Sudah beberapa bulan terakhir ini kami menyiapkan
berbagai banyak hal yang akan digunakan ketika akad nikah berlangsung. Kami
mengambil tema nuansa putih. Tinggal beberapa jam lagi kami akan reesmi menjadi
suami istiri. Dengan balutan gaun pengantin yang mengulur sampai ke belakang
sungguh pas di badanku, begitu juga dengan Fahri dengan jas putihnya dia
terlihat sangat tampan, sungguh calon suamiku sangat tampan dari awal, dan
dalam beberapa menit kedepan dia akan menjadi milikku seutuhnya. Begitupun
Fahri yang menganggumi kecantikan dan pesona Aisyah yang menawan. Nikmat tuhan
sungguh tidak bisa aku tebak. Kami berdua adalah insan yang tercipta dari
tulang rusuk yang sama hanya saja dulu sudah dijauhkan dengan kuasanya dan dipertemukan
kembali di acara saklar pernikahan antara kami berdua.
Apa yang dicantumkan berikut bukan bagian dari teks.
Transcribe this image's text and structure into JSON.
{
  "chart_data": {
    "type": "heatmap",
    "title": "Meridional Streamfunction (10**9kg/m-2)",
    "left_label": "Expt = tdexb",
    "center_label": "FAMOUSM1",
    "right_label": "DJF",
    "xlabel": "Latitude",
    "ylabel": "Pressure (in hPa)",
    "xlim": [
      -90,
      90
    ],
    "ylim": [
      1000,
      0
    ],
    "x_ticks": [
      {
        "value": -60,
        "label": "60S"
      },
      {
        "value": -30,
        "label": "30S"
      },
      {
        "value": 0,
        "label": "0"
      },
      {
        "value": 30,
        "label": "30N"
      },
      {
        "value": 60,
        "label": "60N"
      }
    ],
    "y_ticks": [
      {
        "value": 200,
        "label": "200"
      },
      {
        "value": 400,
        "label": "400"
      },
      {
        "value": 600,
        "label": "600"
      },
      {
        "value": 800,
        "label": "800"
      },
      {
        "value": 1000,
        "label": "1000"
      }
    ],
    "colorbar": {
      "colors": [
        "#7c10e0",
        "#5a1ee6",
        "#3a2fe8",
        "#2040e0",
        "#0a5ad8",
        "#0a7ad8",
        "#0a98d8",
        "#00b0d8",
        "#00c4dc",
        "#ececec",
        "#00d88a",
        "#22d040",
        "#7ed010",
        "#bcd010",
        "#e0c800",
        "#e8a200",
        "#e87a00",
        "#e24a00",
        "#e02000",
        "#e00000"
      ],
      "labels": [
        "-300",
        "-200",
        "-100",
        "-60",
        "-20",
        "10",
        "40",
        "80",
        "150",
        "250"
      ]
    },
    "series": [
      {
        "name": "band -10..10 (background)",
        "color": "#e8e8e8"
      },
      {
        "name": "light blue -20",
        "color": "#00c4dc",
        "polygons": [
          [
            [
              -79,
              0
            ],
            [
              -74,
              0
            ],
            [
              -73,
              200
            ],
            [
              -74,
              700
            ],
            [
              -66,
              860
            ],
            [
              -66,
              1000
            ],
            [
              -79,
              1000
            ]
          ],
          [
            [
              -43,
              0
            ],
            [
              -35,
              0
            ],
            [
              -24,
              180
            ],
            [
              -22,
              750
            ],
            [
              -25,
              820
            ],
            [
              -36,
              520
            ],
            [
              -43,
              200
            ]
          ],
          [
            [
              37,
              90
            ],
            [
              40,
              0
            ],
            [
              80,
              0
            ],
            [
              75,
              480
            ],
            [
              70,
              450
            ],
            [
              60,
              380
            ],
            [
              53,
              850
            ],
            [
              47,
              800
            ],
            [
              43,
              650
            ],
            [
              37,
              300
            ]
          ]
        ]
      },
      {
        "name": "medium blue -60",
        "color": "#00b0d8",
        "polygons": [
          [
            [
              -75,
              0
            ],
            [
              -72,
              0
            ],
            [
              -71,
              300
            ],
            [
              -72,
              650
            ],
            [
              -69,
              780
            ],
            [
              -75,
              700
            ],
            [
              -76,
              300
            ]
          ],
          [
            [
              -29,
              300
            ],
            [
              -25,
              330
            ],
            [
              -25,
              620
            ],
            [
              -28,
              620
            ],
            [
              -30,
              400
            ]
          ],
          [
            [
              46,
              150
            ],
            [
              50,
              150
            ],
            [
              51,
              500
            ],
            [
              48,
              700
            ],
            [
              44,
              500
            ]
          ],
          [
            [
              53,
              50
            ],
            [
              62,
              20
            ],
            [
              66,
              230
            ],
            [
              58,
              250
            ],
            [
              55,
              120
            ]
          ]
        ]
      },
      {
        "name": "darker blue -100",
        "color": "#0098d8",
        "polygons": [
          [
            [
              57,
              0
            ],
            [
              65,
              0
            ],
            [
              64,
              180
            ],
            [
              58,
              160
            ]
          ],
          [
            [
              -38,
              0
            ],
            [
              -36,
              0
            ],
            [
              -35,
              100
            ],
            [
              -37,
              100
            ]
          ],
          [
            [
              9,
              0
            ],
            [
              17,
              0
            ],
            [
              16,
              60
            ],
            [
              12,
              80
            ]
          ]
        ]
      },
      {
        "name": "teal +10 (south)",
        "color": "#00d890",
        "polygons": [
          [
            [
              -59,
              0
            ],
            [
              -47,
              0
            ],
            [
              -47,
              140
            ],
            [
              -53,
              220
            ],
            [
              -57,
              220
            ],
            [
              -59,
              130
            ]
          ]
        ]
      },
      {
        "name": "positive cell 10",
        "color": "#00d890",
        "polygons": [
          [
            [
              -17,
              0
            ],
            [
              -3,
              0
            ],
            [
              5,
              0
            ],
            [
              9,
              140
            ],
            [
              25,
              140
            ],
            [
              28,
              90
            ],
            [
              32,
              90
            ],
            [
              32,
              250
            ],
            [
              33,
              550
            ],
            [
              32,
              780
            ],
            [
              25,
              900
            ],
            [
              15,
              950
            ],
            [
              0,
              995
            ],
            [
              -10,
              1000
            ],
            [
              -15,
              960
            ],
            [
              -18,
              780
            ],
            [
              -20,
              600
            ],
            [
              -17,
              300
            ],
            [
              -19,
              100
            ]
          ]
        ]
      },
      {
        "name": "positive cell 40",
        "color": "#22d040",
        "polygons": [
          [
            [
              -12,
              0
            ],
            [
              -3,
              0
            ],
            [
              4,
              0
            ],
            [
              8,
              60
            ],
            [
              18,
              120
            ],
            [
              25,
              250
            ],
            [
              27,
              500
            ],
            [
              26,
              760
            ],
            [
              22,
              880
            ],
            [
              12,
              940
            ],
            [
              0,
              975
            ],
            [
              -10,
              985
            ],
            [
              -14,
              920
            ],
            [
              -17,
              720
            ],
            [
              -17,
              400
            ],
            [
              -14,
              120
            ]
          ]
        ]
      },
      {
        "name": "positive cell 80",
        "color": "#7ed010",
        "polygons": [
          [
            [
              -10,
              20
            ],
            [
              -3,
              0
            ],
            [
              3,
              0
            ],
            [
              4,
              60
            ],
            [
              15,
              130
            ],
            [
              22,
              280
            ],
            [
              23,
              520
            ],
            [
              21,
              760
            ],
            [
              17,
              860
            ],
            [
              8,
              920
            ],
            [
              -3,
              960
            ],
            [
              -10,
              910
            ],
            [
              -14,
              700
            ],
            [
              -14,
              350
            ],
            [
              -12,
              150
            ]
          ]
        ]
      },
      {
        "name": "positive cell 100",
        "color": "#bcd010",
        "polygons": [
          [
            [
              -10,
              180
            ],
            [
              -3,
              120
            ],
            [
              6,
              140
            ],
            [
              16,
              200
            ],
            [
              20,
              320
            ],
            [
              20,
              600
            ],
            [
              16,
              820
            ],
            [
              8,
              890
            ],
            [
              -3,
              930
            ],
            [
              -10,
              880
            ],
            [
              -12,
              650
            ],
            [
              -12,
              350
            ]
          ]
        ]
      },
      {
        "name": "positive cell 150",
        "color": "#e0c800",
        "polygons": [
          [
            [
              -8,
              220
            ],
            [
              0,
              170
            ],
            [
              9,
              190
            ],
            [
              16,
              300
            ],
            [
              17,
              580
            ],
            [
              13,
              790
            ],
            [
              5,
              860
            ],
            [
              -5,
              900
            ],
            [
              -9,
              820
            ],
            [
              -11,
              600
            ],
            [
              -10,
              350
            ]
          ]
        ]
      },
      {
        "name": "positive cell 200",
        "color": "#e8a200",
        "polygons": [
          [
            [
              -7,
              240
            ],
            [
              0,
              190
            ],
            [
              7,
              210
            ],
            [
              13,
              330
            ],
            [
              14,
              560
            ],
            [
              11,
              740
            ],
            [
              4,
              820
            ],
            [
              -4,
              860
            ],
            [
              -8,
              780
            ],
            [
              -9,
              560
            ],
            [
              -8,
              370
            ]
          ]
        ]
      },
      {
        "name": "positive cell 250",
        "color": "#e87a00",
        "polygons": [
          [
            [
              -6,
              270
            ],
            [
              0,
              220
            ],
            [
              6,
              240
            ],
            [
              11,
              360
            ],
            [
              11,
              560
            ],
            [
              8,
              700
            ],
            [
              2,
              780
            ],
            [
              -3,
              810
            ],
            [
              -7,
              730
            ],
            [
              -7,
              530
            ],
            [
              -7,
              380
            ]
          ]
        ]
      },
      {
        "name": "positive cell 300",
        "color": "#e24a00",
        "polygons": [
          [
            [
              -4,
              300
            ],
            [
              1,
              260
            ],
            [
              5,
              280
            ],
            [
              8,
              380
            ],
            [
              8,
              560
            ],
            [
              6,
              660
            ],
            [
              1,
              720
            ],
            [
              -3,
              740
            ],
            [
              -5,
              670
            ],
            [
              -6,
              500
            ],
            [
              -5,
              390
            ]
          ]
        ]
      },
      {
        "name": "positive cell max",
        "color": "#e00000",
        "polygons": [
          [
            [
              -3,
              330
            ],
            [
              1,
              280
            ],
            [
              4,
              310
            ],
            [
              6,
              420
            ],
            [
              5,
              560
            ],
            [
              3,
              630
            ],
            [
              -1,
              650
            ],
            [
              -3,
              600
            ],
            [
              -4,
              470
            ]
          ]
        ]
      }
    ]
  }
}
Fahri sedang berjuang di depan penghulu untuk melakukan
ijab qabul. Jantungku tak henti berdetak selagi menunggu Fahri selesai
mengucapkan kalimat tersebut. Banyak sekali orang yang bersorak dan mengucapkan
Alhamdulillah.
Aku diiringi oleh Sela dan Nia, mereka berdua tidak kalah
anggunnya denganku. Mereka terus saja mengusiliku selama berada di ruang
tunggu. Namun, setidaknya rasa takutku menghilang dan digantikan dengan rasa
bahagia yang tak bisa dibendung.
Sekarang kami sudah disatukan oleh pencipta. Sejauh
apapun kamu menjauh dan sepintar apapun kamu menyembunyikan rasa kamu akan
tetap kembali padaku. Lakukanlah pertualangan dunia selagi kamu mencari jati
diri kamu sendiri, maka pada hakikatnya kamu akan tetap kembali padaku. Beribu
kilopun jauhnya kamu, hatiku siap menjangkau dan mengulurkan tangan jika kamu
mendekat. Semua akan berjalan sesuai dengan skenario yang sudah digariskan sang
pencipta. Jodohmu sudah terjamin, jangan sibuk menanyakan siapa yang pantas
untukmu, namun perbaiki saja akhlakmu. Maka, itulah jodohmu.